Sobotka’s first hundred days from an economic perspective

Bohuslav Sobotka, photo: archive of Czech Government

The government of Bohuslav Sobotka has made a brisk start in business and economic areas, though some of the more difficult decisions have been postponed. A clean divide has been made with the previous centre-right government. While some personal prickliness is evident, major rifts have been controlled.

Bohuslav Sobotka,  photo: archive of Czech Government
One hundred days is usually deemed to be the milestone when newly installed governments and administrations are subject to the first evaluation of how they are getting on. The term seems to derive from Napoleon Bonaparte’s return from exile in 1815, which ended around 100 days later with his, literal, Waterloo. So, bright starts can be misleading.

Although delayed in the starting blocks by presidential procrastination, the three-way Czech coalition headed by Social Democrat Bohuslav Sobotka has made a brisk and relatively faultless start. The Cabinet’s approval rating stands at around 42 percent with the honeymoon period not yet perceivably over.

Wholesale changes have been made at the top of many state agencies and institutions and audits are being carried out across most of the public sector so that light can be shed on any skeletons from the past administration. It looks like a fair trawl of dubious contracts will show up.

From tax to Temelín expansion, foreign investment incentives and attitudes towards the euro, infrastructure spending and promotion of exports, the government has set out to distance itself from the former centre-right coalition.

This has not been difficult. As well, as the fact that the coalition parties are broadly pro-European, the new government is fortunate that it can ride strengthening economic growth and declining unemployment to ditch the spending cuts mantra of the previous administration without looking imprudent. Capital spending, one of the areas that fared worst in the previous four years, should make a comeback while the government looks like to should have no real difficulty keeping the public sector deficit below 3.0 percent of GDP.

Previous moves to fashion a simplified but ever more punitive Value Added Tax into one of the state’s main revenue flows have been reversed. A new lower rate will take effect from January next year with the two previous rates trimmed back as well.

But Social Democrat desires to get the self employed to shoulder more of the overall tax burden still have to be finalized and squared with the ANO and Christian Democrat coalition partners, something that could be difficult. And the partners are likely to clash again over other proposed tax changes, such as Christian Democrats for higher allowances for children, and bids to get higher wage raises to parts of the public sector.

And while there is still a lot of talk about a clampdown on tax evasion and stricter asset declarations there are no real results at this stage.

After dropping to almost insignificant levels, foreign direct investment looks like it is picking up once again and could play an important role in economic growth and jobs creation. Investment promoter CzechInvest and export facilitator CzechExport are being given new leases of life.

Although Czech government lobbying was reported to have been largely last minute, it was sufficient to help persuade Volkswagen to choose Škoda Auto’s Kvasiny site for the 10 billion crown investment needed for production of a new SUV vehicle. SEAT had been lobbying for the investment as well.
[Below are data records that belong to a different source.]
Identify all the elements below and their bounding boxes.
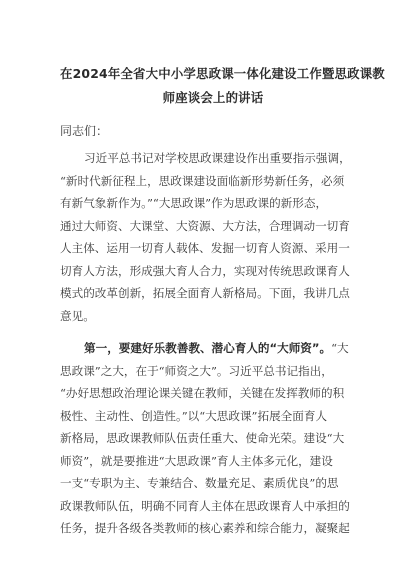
paragraph-line: 极性、主动性、创造性。”以“大思政课”拓展全面育人 [60,408,328,423]
paragraph-line [60,337,366,360]
paragraph-line: “新时代新征程上，思政课建设面临新形势新任务，必须 [60,173,345,188]
paragraph-line: 任务，提升各级各类教师的核心素养和综合能力，凝聚起 [60,521,350,535]
salutation: 同志们： [60,124,109,138]
paragraph-line: 政课教师队伍，明确不同育人主体在思政课育人中承担的 [60,498,350,513]
paragraph-line: 师资”，就是要推进“大思政课”育人主体多元化，建设 [60,453,333,468]
title-line-2: 师座谈会上的讲话 [162,90,264,105]
section-heading: 第一，要建好乐教善教、潜心育人的“大师资”。 [84,341,332,355]
title-line-1: 在2024年全省大中小学思政课一体化建设工作暨思政课教 [60,66,385,81]
paragraph-line: 意见。 [60,308,95,323]
paragraph-section-one [60,337,366,540]
section-heading-continuation: “大 [331,341,349,355]
paragraph-line: 人主体、运用一切育人载体、发掘一切育人资源、采用一 [60,241,350,255]
document-title [60,62,385,110]
paragraph-line: 切育人方法，形成强大育人合力，实现对传统思政课育人 [60,263,350,278]
paragraph-line: “办好思想政治理论课关键在教师，关键在发挥教师的积 [60,386,345,400]
paragraph-line: 思政课”之大，在于“师资之大”。习近平总书记指出， [60,363,333,378]
paragraph-line: 习近平总书记对学校思政课建设作出重要指示强调， [84,151,351,165]
paragraph-line: 一支“专职为主、专兼结合、数量充足、素质优良”的思 [60,476,339,490]
paragraph-line: 通过大师资、大课堂、大资源、大方法，合理调动一切育 [60,218,350,233]
paragraph-line: 新格局，思政课教师队伍责任重大、使命光荣。建设“大 [60,431,345,445]
paragraph-line: 有新气象新作为。”“大思政课”作为思政课的新形态， [60,196,328,210]
paragraph-line: 模式的改革创新，拓展全面育人新格局。下面，我讲几点 [60,286,350,300]
paragraph-intro [60,147,366,327]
Amazon has opted to construct one logistics site outside Prague and Brno, in spite of itself, might still not be out of the running for a second centre. Other major investment projects are said to be in the pipeline.

Tensions in the business and economic spheres have arisen, especially when ANO leader and finance minister Andrej Babiš appears to be stepping on several of his colleagues toes at once in his ambition to get quick results. Added to that, longer term financial targets on the spending and revenues side still have to be worked out.

Most government’s see their popularity slide over time as they make more enemies than friends. This government has a bit more money to play with and that usually helps to accumulate less of the former and more of the latter.